Hello, I have cuda memory problems while trying to fine tune Siamese BERT on quora question dataset. I am using SentenceTransformers library (https://github.com/UKPLab/sentence-transformers). I launched VM on GCP with 4 GPUS (NVIDIA TESLA P100), and I tried to fine tune it with following code:
train_batch_size = 64
model_name = 'bert-base-nli-mean-tokens'
num_epochs = 4
model_save_path = 'output/training_stsbenchmark_continue_training-'+model_name+'-'+datetime.now().strftime("%Y-%m-%d_%H-%M-%S")
warmup_steps = math.ceil(len(train_data)*num_epochs/train_batch_size*0.1) #10% of train data for warm-up
logging.debug("Warmup-steps: {}".format(warmup_steps))
# Training the model
model.fit(train_objectives=[(train_dataloader, train_loss)],
evaluator=evaluator,
epochs=num_epochs,
evaluation_steps=1000,
warmup_steps=warmup_steps,
output_path=model_save_path)
after 342 iterations I got following error:
/opt/anaconda3/lib/python3.7/site-packages/transformers/modeling_bert.py in forward(self, hidden_states)
326 def forward(self, hidden_states):
327 hidden_states = self.dense(hidden_states)
--> 328 hidden_states = self.intermediate_act_fn(hidden_states)
329 return hidden_states
330
/opt/anaconda3/lib/python3.7/site-packages/transformers/modeling_bert.py in gelu(x)
131 Also see https://arxiv.org/abs/1606.08415
132 """
--> 133 return x * 0.5 * (1.0 + torch.erf(x / math.sqrt(2.0)))
134
135
RuntimeError: CUDA out of memory. Tried to allocate 98.00 MiB (GPU 0; 15.90 GiB total capacity; 13.44 GiB already allocated; 13.88 MiB free; 1.80 GiB cached)
I tried using more GPUs but it always failed, and I started to wonder if maybe there is a problem with not optimal memory allocation in the SentenceTransformers library. On the other hand, BERT model is pretty huge, so considering its siamese model it can be just too big, and I might need to use even more GPUs or distributed training. I’d be really grateful for every suggestion
I’m not familiar with the mentioned repository, but by just skimming through the code it seems multiple GPUs won’t be used?
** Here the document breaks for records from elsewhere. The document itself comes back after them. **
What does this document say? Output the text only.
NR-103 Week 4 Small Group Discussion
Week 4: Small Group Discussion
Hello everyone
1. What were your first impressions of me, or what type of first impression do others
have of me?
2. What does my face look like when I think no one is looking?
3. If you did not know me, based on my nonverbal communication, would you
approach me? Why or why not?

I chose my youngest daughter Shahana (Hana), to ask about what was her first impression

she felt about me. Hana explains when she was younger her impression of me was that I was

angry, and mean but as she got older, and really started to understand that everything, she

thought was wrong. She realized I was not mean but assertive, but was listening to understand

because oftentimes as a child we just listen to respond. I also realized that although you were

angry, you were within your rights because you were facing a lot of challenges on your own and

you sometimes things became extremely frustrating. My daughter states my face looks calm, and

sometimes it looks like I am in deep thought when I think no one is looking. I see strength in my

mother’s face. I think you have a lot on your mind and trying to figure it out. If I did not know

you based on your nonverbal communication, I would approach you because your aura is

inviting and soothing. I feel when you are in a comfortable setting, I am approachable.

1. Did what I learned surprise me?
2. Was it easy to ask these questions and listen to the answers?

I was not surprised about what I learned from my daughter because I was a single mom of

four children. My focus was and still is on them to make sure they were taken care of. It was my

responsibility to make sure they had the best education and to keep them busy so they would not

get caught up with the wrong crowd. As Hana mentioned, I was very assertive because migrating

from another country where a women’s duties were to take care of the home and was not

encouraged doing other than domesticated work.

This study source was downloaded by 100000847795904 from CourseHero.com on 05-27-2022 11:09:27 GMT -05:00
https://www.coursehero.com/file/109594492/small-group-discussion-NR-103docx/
The fit() function points to this line of code, which will only use the default device.
You could try to lower the batch size and see, if the model still converges as you wish.
Also, you could try to use torch.utils.checkpoint to trade compute for memory, but I’m not sure how easy it would be to implement it in this particular repository, as some higher level abstractions seem to be used.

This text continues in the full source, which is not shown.